Жил Матичка тут же, в маленькой сторожке, в ограде церкви. Зимой веревку удлинял и просовывал в отдушину, чтобы звонить из тепла, а не стоять на морозе. А звонить, не только зимой, а и летом, приходилось долго. Уж и время для обедни придет, а в церковь никто не идет. Приплетутся две-три старушки да какой-нибудь мужик с требами, а батюшка должен служить вдвоем с псаломщиком, а третий - Матичка, он и кадило раздувает, и свечи продает, и дрова в чугунную печку подкладывает. Вот только на Рождество, на Пасху да на Троицу людей полно, да, когда свадьбу либо похороны справляют люди. На похороны любят приходить, потому что даже бедняки устраивают поминки и просят прийти всех крещеных и помянуть покойника чем Бог послал. Вот и сегодня народу полно и Матичка доволен за батюшку. Вот уж три года, как отец Петр приехал, молодой еще, и голос у него хорош, а иной раз проповедует в пустой церкви. Теперь ходит он по домам, учит баб церковному пенью. Нашел с голосом Овдотью Будкееву. Та приводит других баб и вот приучается сам народ петь в церкви. Горняки тут все, в кабак с утра стучатся, а в церковь не идут.

Подождали, пока Елена перецеловала всех племянниц и обняла сестру.

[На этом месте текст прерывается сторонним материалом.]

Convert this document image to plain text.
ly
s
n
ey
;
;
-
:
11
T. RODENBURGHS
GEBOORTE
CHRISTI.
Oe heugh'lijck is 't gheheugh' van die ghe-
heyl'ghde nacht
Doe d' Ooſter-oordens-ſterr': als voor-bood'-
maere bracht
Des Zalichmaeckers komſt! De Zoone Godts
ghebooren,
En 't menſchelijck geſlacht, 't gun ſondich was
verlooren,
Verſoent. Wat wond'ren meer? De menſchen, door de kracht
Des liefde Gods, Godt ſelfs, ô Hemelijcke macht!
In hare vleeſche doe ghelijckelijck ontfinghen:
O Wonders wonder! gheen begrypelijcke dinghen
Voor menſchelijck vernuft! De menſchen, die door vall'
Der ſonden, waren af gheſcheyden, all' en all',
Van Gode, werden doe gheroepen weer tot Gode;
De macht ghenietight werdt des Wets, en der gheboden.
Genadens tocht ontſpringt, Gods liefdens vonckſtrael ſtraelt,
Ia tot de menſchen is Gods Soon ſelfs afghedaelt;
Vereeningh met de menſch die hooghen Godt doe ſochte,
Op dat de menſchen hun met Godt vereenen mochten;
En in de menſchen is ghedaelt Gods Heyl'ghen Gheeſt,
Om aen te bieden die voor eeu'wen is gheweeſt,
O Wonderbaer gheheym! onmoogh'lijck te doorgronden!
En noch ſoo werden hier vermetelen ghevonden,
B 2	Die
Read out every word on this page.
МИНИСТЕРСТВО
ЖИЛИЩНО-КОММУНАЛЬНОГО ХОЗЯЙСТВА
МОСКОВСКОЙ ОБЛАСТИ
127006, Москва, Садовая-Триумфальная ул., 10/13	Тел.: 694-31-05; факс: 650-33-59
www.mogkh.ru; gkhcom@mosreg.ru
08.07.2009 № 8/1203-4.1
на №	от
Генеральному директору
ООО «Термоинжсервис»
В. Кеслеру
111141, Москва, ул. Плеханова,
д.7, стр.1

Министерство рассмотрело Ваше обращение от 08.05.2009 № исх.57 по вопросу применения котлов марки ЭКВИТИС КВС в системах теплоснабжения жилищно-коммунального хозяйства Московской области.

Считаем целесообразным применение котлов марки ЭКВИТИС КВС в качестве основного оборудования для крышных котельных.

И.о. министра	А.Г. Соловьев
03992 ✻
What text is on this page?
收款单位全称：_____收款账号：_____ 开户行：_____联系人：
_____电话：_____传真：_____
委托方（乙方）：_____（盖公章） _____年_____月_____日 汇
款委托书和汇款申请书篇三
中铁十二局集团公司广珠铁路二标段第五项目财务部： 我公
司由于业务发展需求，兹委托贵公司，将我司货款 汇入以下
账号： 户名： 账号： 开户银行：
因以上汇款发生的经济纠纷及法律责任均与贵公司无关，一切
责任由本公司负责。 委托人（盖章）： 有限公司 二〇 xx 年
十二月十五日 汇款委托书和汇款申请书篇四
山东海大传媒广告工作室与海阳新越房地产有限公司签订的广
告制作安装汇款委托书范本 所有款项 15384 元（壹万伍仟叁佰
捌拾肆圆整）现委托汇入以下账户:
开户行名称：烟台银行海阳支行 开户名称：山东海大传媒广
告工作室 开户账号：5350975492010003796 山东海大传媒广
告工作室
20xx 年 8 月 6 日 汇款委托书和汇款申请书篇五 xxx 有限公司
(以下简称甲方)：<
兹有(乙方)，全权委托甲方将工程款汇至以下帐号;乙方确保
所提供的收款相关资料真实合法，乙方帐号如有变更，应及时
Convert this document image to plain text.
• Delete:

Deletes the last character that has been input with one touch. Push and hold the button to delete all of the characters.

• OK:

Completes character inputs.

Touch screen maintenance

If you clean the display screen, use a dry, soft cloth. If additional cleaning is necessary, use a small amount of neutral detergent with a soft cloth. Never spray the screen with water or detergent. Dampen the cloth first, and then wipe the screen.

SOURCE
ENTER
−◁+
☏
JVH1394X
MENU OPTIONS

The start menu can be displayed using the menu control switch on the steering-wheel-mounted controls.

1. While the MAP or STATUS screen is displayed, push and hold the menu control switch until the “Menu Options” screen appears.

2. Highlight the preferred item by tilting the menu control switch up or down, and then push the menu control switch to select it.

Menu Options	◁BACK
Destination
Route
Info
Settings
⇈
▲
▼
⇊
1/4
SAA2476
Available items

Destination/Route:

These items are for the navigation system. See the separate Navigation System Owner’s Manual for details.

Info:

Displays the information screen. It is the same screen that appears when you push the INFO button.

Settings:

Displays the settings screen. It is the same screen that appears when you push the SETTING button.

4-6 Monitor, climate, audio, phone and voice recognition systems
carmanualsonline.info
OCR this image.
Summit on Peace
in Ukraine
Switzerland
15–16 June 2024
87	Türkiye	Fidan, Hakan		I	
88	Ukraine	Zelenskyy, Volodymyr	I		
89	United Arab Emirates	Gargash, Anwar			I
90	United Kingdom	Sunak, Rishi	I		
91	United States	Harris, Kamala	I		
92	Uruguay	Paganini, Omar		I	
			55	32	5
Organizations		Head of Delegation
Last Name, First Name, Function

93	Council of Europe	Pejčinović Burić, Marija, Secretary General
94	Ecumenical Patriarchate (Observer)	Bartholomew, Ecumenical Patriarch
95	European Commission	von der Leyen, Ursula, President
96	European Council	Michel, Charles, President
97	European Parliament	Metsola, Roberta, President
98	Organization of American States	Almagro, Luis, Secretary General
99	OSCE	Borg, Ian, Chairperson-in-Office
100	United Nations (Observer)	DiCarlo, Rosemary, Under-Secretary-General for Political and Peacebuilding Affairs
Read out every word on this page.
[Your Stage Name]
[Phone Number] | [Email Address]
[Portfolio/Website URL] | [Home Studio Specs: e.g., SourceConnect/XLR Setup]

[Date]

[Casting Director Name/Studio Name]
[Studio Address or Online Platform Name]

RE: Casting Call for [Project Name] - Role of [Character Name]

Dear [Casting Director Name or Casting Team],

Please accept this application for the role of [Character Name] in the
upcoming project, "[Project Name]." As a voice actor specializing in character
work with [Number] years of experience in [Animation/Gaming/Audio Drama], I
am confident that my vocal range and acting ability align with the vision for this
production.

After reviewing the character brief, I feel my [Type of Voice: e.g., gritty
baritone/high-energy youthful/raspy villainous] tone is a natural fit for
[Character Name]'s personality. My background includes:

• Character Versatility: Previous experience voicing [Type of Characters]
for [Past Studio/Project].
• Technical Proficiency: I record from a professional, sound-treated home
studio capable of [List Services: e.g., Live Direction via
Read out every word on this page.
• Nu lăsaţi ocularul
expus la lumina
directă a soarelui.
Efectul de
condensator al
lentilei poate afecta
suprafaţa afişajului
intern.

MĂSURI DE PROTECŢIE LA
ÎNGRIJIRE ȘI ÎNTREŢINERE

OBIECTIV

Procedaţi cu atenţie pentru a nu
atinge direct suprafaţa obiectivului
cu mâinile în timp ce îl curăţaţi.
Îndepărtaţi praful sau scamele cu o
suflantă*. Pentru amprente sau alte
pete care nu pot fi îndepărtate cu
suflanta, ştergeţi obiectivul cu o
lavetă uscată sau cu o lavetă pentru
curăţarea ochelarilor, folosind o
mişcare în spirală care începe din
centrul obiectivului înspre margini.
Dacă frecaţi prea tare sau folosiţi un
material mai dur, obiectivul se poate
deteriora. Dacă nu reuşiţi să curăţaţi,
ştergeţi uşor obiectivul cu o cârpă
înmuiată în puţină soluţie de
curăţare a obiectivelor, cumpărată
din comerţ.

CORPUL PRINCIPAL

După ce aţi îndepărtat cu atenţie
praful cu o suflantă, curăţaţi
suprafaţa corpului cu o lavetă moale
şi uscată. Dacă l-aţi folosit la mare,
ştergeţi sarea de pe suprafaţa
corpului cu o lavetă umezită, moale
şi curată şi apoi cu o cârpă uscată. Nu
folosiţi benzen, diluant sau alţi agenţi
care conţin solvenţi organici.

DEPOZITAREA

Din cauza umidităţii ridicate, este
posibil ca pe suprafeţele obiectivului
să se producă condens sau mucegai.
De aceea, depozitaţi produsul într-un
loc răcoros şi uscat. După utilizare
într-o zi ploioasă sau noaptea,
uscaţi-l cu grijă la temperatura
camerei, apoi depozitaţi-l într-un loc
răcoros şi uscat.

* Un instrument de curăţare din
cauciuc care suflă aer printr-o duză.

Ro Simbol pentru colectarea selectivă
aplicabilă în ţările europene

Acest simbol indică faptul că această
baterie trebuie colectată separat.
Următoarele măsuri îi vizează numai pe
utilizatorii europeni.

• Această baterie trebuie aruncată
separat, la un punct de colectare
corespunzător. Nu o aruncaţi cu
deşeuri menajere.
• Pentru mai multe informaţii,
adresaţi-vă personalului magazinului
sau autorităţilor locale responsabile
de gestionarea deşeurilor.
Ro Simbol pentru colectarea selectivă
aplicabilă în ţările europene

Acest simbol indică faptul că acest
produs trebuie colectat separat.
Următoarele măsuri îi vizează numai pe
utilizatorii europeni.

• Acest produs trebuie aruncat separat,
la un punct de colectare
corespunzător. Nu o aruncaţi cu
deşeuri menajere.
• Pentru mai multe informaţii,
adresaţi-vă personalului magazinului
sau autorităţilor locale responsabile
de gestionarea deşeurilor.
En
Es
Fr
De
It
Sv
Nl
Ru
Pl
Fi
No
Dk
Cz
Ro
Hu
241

Митрий протолкался в церковь и прочистил дорогу для Елены с детьми. Спустил на пол Феньку и отдал ее под надзор Онички. Егорка держался за юбку матери. Митрий протолкался дальше, к свечному столику. Купил две свечки и не передал их к иконостасу по плечам других, а сам прошел к правому клиросу, постоял, помолился, низко поклонился иконе Спасителя. Елена зорко наблюдала из толпы за его движениями. Когда он крестился и она крестилась, а за нею крестилась Оничка и Егорка и даже Фенька, узкоглазая, курносенькая, белокуренькая непоседа.

Крестилась Елена невпопад, по-католически, и весело смеялась. Андрюшка на ее руках казался херувимчиком: такой розовый, белокурый, в голубой рубашечке. Все на него засматривались, а он всем улыбался и все откидывал голову и смотрел на верх: там горело многими свечами паникадило. Он даже взвизгнул, одобряя это висячее солнышко. Иконостас был украшен полевыми цветами и зеленью. Царские врата были еще закрыты и против них, у самого амвона, стояли два высоких и прямых прихожанина. Они тут всегда стоят во время службы. Это лавочник Зырянов, сухощавый, в черном длинном, прямого покроя, летнем пальто. Прямые строгие черты лица его с благообразной черной бородой были неподвижны, когда он, скрестивши руки на груди и заложивши кисти их подмышки, ждал выхода священника и молился. А когда при чтении часов псаломщиком поизносилось: "Слава Отцу и Сыну", он крестился полным, точным, большим крестом и кланялся низко, в пояс. Он был примером в церкви для всех, старых и малых и был он истинно-благочестивой жизни человек, хоть и лавочник. А рядом с ним, не глядя в сторону, Елена узнала Ивана Никифоровича Горкунова, важного, с достойной осанкой, высокого старика в седых бачках, похожего на Царя Освободителя, горного лекаря в отставке, жившего в казенном доме на горе у речки. Не глядя на мужскую сторону направо, Елена даже знала по движению толпы, что Митрий, поставив свечку у левого клироса, отошел назад, скромно спрятался за спины прихожан. Пододвинулась и она с детьми подальше влево, на женскую половину. Женщины дали им дорогу и место, а сестра Лизавета даже приняла Андрюшку из рук из рук Елены: поняла, что трудно все время держать на руках ребенка. Егорка посмотрел на склонившееся к нему лицо матери, он было розовым и улыбалось, должно быть потому, что подошла вовремя добрая сестра и взялась подержать Андрюшку.

Елена шепнула Егорке:

- Иди к отцу.

Она была довольна, что нос Егорки был чист.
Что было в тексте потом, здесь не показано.